这是因为这次 IO 写的根本没意义,这个 IO 只是一个通知,用于触发另一个 IO(比如说 kick off 一个 out-of-band 的 DMA 请求),这种情况下没有必要像普通 IO 一样等待数据完全写完,只需要触发通知并等待具体 IO 完成即可。举个例子,下面的代码用来触发一个 DMA,请看 inline 注释:

int dad_transfer(struct dad_dev *dev, bool write, void *buffer,  size_t count)
{
    dma_addr_t bus_addr;
    unsigned long flags;

    // Map the buffer for DMA
    bus_addr = pci_map_single(dev->pci_dev, buffer, count, dev->dma_dir);
    //...

    // writeb 其实就是触发了一次 mmio,就是通过 mov 指令来实现的
    // Set up the device
    // 设置 device 的 command 以及 device 上一些 register 的值比如 addr 和 len
    writeb(dev->registers.command, DAD_CMD_DISABLEDMA);
    writeb(dev->registers.command, write ? DAD_CMD_WR : DAD_CMD_RD);
    writel(dev->registers.addr, cpu_to_le32(bus_addr));
    writel(dev->registers.len, cpu_to_le32(count));

    // 通过写 device 的 register 来告诉 device 开始 DMA
    // 这一步其实就是触发一个 DMA,如果在 guest 中,我们可以对着一部分进行加速,
    // 不 exit 到 userspace,尽早返回以进行后面代码的执行
    // 当然,因为 guest driver 是更改过为了适配 virtio 的,所以其实 DMA 里设置
    // addr, len 的操作其实就是设置 virtqueue,触发的操作其实就对应 ioeventfd
    // 其实都一样的。
    writeb(dev->registers.command, DAD_CMD_ENABLEDMA);
    return 0;
}

ioeventfd 由 QEMU 的非 vcpu thread (iothread) 负责处理,这样其实 QEMU vCPU 线程 exit,然后通过 fd 通知到到的 userspace 是 iothread,QEMU 的 vcpu 线程仅仅出现了从 non-root mode 到 root kernel mode (KVM) 的 exit,没有出现从 root kernel mode 到 root userspace mode 的 exit,所以 vCPU 线程性能受影响变小了,可以节省时间。通知到位剩下的让 iothread 来 handle 就行了。总结:ioeventfd 就是为了省去 vCPU 线程 KVM exit 到 QEMU 的这部分开销。

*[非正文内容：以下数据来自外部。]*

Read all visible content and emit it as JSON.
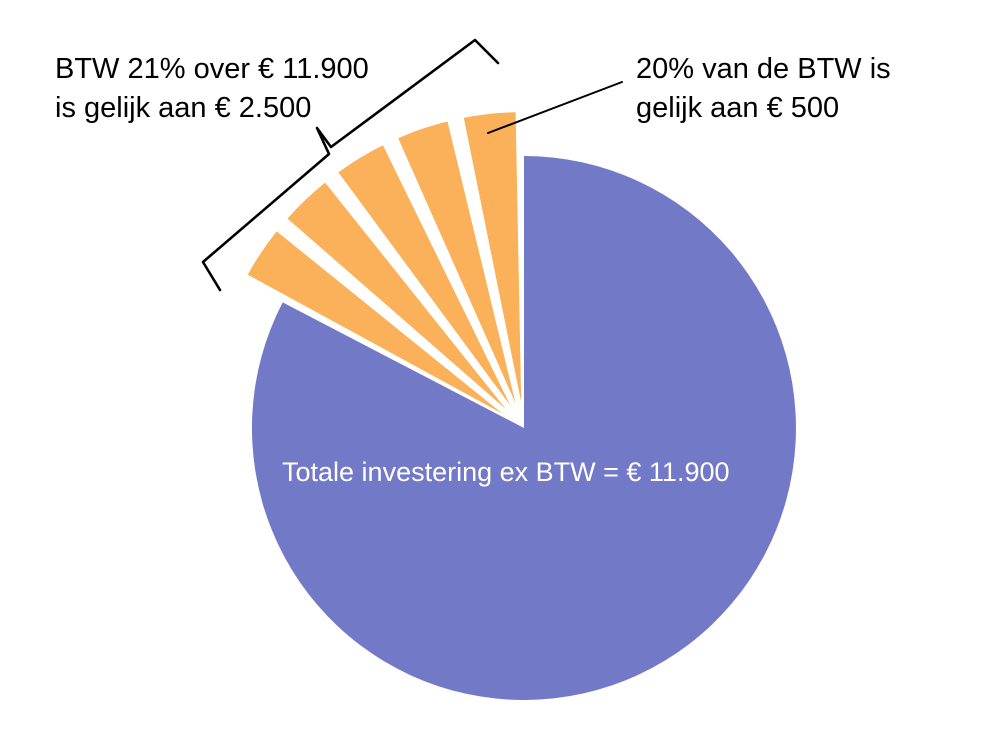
{
  "chart_data": {
    "type": "pie",
    "title": "",
    "legend": "none",
    "grid": false,
    "start_angle_deg": 0,
    "direction": "clockwise",
    "total": 14400,
    "slices": [
      {
        "name": "totale-investering-ex-btw",
        "value": 11900,
        "color": "#7279C7",
        "exploded": false,
        "label": "Totale investering ex BTW = € 11.900"
      },
      {
        "name": "btw-21-procent",
        "value": 2500,
        "color": "#FAB159",
        "exploded": true,
        "sub_slices": 5,
        "sub_slice_value": 500,
        "label": "BTW 21% over € 11.900 is gelijk aan € 2.500"
      }
    ],
    "annotations": [
      {
        "style": "bracket",
        "target": "btw-sub-slices-group",
        "text": "BTW 21% over € 11.900 is gelijk aan € 2.500"
      },
      {
        "style": "leader-line",
        "target": "btw-sub-slice-rightmost",
        "text": "20% van de BTW is gelijk aan € 500"
      },
      {
        "style": "inside-slice",
        "target": "totale-investering-ex-btw",
        "text": "Totale investering ex BTW = € 11.900"
      }
    ]
  },
  "labels": {
    "left": {
      "line1": "BTW 21% over € 11.900",
      "line2": "is gelijk aan € 2.500"
    },
    "right": {
      "line1": "20% van de BTW is",
      "line2": "gelijk aan € 500"
    },
    "center": {
      "text": "Totale investering ex BTW = € 11.900"
    }
  },
  "colors": {
    "pie_main": "#7279C7",
    "pie_btw": "#FAB159",
    "annotation_line": "#000000",
    "label_text": "#000000",
    "center_text": "#FFFFFF",
    "background": "#FFFFFF"
  }
}
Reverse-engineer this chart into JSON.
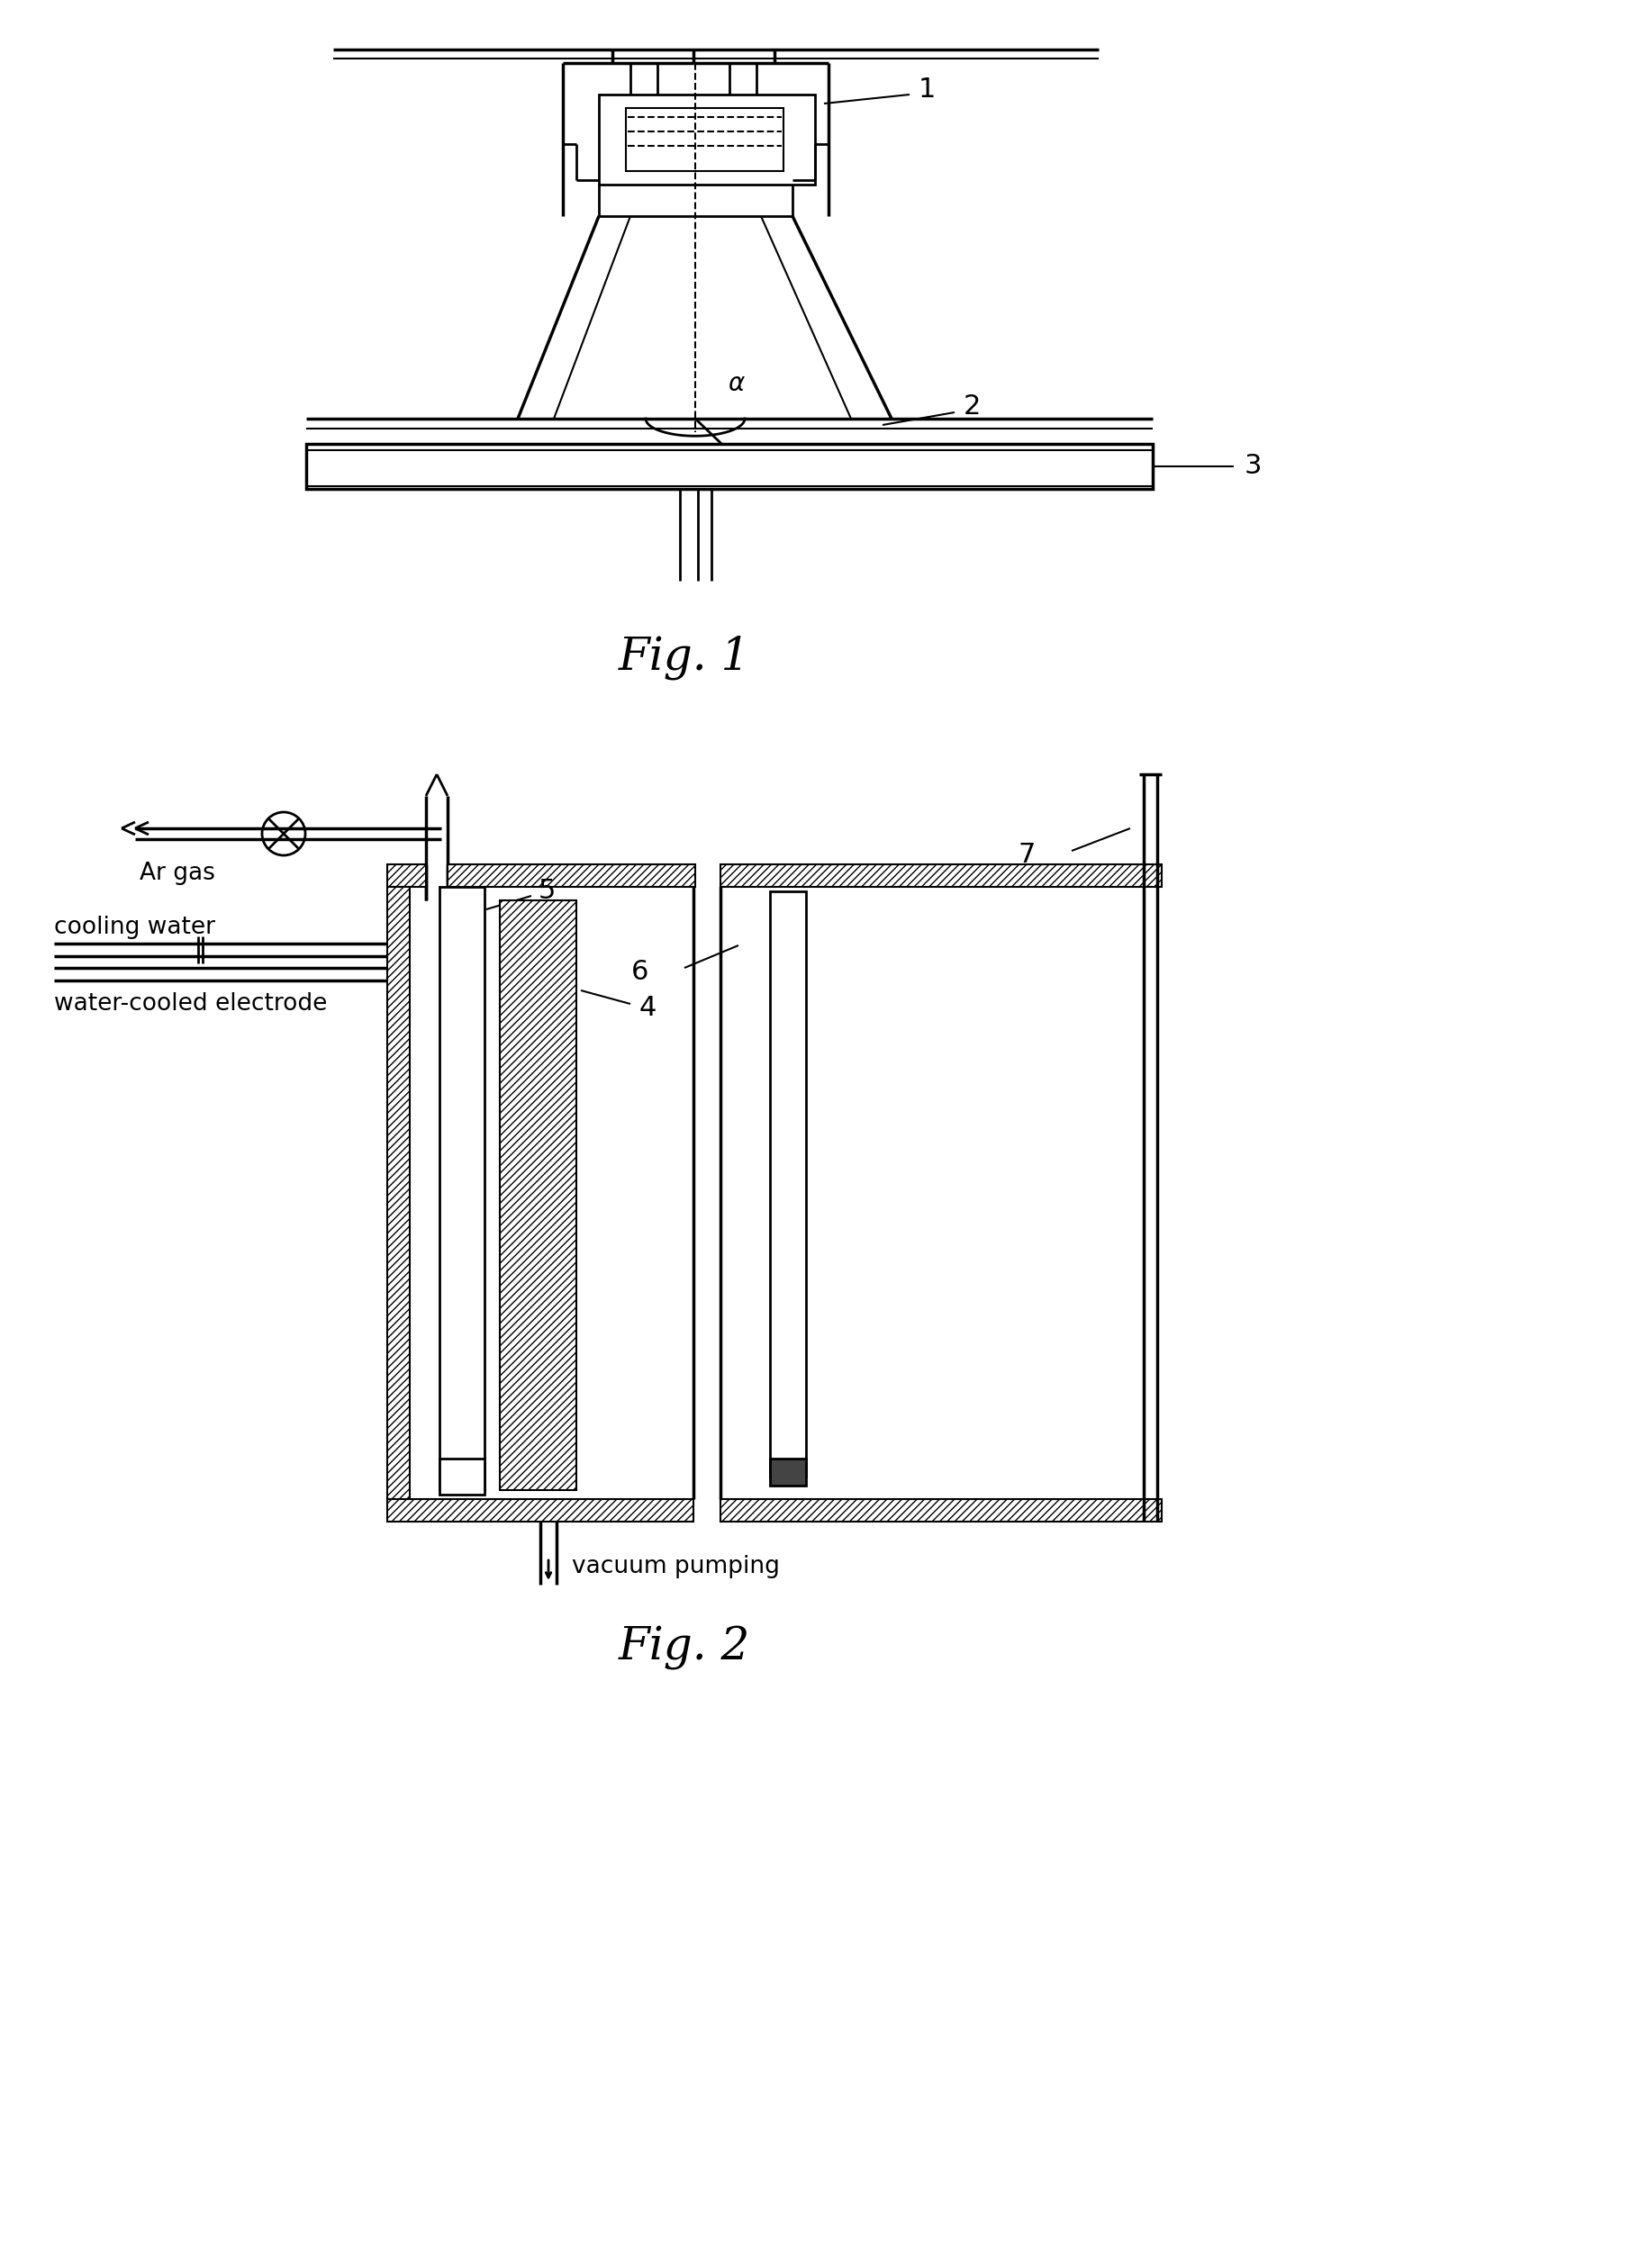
{
  "fig_width": 18.2,
  "fig_height": 25.19,
  "bg_color": "#ffffff",
  "fig1_label": "Fig. 1",
  "fig2_label": "Fig. 2",
  "label_1": "1",
  "label_2": "2",
  "label_3": "3",
  "label_4": "4",
  "label_5": "5",
  "label_6": "6",
  "label_7": "7",
  "label_alpha": "α",
  "label_ar_gas": "Ar gas",
  "label_cooling_water": "cooling water",
  "label_water_cooled": "water-cooled electrode",
  "label_vacuum_pumping": "vacuum pumping"
}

qemu-kvm的ioeventfd机制 - EwanHai - 博客园

ioeventfd is a mechanism to register PIO/MMIO regions to trigger an eventfd signal when written to by a guest. QEMU can register any arbitrary IO address with a corresponding eventfd and then pass the eventfd to a specific end-point of interest for handling.

Normal IO requires a blocking round-trip since the operation may cause side-effects in the emulated model or may return data to the caller. Therefore, an IO traps from the guest to the host, causes a VMX/SVM "heavy-weight" exit back to userspace, and is ultimately serviced by qemu's device model synchronously before returning control back to the vcpu.

However, there is a subclass of IO which acts purely as a trigger for other IO (such as to kick off an out-of-band DMA request, etc). For these patterns, the synchronous call is particularly expensive since we really only want to simply get our notification transmitted asychronously and return as quickly as possible. All the sychronous infrastructure to ensure proper data-dependencies are met in the normal IO case are just unecessary overhead for signalling. This adds additional computational load on the system, as well as latency to the signalling path.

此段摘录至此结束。